Search code examples
phpdomdocument

Keeping line breaks when using PHP's DomDocument appendChild


I'm trying to use the DOMDocument in PHP to add/parse things in an HTML document. From what I could read, setting the formOutput to true and preserveWhiteSpace to false should keep the tabs and newlines in order, but it doesn't seem like it is for newly created or appended nodes.

Here's the code:

$dom = new \DOMDocument;
$dom->formatOutput = true;
$dom->preserveWhiteSpace = false;
$dom->loadHTMLFile($htmlsource);
$tables = $dom->getElementsByTagName('table');
foreach($tables as $table)
{
    $table->setAttribute('class', 'tborder');
    $div = $dom->createElement('div');
    $div->setAttribute('class', 'm2x');
    $table->parentNode->insertBefore($div, $table);
    $div->appendChild($table);
}
$dom->saveHTMLFile($html)

Here's what the HTML looks like:

<table>
    <tr>
        <td></td>
    </tr>
</table>

Here's what I want:

<div class="m2x">
    <table class="tborder">
        <tr>
            <td></td>
        </tr>
    </table>
</div>

Here's what I get:

<div class="m2x"><table class="tborder"><tr>
<td></td>
        </tr></table></div>

Is there something I'm doing wrong? I've tried googling this as many different ways as I could thing of with no luck.


Solution

  • Unfortunately, you might need to write a function that indents the output how you want it. I made a little function you might find helpful.

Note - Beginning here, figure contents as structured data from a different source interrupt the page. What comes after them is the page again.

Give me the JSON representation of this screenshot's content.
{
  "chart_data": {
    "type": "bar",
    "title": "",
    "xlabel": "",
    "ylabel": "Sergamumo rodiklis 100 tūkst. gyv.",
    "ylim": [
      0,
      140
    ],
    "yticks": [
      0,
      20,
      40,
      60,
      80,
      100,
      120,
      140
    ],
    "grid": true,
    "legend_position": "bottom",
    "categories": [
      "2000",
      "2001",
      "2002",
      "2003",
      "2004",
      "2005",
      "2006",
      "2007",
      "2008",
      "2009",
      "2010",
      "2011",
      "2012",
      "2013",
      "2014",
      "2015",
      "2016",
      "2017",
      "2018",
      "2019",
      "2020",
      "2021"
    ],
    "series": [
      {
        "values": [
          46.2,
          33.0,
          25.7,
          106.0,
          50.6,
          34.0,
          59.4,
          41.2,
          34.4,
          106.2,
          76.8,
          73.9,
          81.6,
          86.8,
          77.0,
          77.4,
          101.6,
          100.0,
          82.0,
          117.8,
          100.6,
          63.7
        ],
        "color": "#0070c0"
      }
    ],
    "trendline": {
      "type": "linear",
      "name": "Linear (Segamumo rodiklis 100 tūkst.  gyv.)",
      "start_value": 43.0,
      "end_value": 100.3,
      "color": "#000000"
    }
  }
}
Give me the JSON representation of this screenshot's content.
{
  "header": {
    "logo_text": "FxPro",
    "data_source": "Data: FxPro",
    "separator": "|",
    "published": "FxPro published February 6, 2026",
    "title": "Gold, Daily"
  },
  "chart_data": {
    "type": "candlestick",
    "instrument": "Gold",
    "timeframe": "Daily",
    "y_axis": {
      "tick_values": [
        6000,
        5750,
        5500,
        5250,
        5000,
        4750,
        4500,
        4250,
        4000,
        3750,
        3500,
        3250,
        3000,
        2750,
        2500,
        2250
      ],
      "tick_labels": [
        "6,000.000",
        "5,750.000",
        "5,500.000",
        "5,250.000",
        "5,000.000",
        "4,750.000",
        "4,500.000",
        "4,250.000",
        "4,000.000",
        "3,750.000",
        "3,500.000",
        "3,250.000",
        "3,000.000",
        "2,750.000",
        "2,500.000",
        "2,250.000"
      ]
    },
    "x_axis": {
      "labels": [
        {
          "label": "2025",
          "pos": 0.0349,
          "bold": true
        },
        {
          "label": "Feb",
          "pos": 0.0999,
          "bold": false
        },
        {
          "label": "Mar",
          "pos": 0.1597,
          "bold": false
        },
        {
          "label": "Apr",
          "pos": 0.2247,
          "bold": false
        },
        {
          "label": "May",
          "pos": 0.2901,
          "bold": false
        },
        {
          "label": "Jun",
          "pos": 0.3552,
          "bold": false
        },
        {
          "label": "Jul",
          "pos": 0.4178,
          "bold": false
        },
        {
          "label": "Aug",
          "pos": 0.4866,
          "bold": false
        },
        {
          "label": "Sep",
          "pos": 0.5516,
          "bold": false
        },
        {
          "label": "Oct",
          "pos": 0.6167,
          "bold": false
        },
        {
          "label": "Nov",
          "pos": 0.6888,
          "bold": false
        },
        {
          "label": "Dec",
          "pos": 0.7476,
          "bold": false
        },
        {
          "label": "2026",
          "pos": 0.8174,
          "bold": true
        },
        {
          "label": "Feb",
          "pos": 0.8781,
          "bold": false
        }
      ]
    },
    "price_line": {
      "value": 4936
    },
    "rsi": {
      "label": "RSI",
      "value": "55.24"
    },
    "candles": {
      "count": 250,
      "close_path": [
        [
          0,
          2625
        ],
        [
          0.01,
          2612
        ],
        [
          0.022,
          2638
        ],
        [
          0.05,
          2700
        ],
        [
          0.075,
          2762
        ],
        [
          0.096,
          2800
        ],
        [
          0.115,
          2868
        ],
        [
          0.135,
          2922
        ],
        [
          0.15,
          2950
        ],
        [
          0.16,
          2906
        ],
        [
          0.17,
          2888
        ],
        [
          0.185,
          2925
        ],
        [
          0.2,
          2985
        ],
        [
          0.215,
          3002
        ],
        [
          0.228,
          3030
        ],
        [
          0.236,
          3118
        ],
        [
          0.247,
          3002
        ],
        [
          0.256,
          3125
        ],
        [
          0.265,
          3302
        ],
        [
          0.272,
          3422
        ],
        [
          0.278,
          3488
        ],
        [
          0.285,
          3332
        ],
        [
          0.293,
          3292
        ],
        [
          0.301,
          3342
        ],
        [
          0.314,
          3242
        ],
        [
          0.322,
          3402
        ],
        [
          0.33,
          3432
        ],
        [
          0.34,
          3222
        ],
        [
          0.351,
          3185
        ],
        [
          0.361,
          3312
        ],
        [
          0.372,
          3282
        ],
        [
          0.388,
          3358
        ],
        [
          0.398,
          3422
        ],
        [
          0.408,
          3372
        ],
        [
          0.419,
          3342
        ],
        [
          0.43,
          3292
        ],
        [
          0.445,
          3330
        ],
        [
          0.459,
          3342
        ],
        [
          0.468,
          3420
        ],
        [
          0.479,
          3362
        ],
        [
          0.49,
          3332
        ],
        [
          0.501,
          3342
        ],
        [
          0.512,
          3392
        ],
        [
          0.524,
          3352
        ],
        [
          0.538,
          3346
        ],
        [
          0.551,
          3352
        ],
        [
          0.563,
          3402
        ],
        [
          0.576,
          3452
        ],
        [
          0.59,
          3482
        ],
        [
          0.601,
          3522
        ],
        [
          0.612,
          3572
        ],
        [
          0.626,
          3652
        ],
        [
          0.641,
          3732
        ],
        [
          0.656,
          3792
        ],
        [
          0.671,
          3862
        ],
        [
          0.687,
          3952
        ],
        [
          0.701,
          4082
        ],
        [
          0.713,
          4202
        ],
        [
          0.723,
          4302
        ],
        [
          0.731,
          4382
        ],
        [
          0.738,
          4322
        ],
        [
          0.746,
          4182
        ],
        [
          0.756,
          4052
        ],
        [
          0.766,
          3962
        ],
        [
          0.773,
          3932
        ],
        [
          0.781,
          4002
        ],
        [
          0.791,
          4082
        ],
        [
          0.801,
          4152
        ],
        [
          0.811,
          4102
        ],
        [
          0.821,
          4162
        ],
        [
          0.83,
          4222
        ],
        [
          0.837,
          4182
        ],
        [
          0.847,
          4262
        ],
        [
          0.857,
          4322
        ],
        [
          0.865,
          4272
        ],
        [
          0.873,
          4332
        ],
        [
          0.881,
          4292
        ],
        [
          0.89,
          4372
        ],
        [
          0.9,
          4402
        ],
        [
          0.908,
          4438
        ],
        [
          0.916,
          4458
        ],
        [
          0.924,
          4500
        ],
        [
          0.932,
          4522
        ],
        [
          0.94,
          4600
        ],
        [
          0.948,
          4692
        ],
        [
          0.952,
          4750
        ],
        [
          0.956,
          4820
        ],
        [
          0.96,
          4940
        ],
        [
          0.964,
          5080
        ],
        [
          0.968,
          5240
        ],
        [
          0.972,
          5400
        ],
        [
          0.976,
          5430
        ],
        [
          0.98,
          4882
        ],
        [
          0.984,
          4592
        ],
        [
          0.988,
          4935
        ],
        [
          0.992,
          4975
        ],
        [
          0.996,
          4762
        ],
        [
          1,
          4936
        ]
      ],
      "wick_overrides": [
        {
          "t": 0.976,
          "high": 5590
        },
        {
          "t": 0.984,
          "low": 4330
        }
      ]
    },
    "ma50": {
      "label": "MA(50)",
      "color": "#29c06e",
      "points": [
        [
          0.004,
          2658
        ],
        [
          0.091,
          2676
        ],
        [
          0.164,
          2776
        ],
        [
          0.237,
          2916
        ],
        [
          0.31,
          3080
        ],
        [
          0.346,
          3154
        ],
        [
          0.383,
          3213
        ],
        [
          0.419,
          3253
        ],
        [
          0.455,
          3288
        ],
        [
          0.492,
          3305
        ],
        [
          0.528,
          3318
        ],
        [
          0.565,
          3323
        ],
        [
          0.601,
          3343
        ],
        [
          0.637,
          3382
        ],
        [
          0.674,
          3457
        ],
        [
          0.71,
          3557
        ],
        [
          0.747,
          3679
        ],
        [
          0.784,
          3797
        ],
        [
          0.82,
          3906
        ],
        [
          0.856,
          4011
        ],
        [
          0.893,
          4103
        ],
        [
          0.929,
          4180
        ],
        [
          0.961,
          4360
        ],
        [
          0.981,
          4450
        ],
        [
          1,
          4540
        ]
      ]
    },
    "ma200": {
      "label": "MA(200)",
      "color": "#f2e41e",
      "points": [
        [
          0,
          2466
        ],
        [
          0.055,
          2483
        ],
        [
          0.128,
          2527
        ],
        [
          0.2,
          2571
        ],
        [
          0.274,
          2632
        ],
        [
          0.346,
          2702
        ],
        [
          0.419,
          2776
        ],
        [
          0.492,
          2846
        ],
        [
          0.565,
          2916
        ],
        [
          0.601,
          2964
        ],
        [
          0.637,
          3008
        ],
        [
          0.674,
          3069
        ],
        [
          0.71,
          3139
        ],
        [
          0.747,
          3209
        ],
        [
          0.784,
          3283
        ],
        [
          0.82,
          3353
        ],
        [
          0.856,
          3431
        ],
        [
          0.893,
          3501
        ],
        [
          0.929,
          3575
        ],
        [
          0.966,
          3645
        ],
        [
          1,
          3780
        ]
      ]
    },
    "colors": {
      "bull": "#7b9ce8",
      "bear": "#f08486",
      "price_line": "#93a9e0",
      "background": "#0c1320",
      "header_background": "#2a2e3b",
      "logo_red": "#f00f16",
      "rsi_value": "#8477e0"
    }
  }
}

    function indentContent($content, $tab="\t")
    {               
    
            // add marker linefeeds to aid the pretty-tokeniser (adds a linefeed between all tag-end boundaries)
            $content = preg_replace('/(>)(<)(\/*)/', "$1\n$2$3", $content);
    
            // now indent the tags
            $token = strtok($content, "\n");
            $result = ''; // holds formatted version as it is built
            $pad = 0; // initial indent
            $matches = array(); // returns from preg_matches()
    
            // scan each line and adjust indent based on opening/closing tags
            while ($token !== false) 
            {
                    $token = trim($token);
                    // test for the various tag states
    
                    // 1. open and closing tags on same line - no change
                    if (preg_match('/.+<\/\w[^>]*>$/', $token, $matches)) $indent=0;
                    // 2. closing tag - outdent now
                    elseif (preg_match('/^<\/\w/', $token, $matches))
                    {
                            $pad--;
                            if($indent>0) $indent=0;
                    }
                    // 3. opening tag - don't pad this one, only subsequent tags
                    elseif (preg_match('/^<\w[^>]*[^\/]>.*$/', $token, $matches)) $indent=1;
                    // 4. no indentation needed
                    else $indent = 0;
    
                    // pad the line with the required number of leading spaces
                    $line = str_pad($token, strlen($token)+$pad, $tab, STR_PAD_LEFT);
                    $result .= $line."\n"; // add to the cumulative result, with linefeed
                    $token = strtok("\n"); // get the next token
                    $pad += $indent; // update the pad size for subsequent lines    
            }       
    
            return $result;
    }
    

    indentContent($dom->saveHTML()) will return:

    <!DOCTYPE html PUBLIC "-//W3C//DTD HTML 4.0 Transitional//EN" "http://www.w3.org/TR/REC-html40/loose.dtd">
    <html>
        <body>
            <div class="m2x">
                <table class="tborder">
                    <tr>
                        <td>
                        </td>
                    </tr>
                </table>
            </div>
        </body>
    </html>
    

    I created this function starting with this one.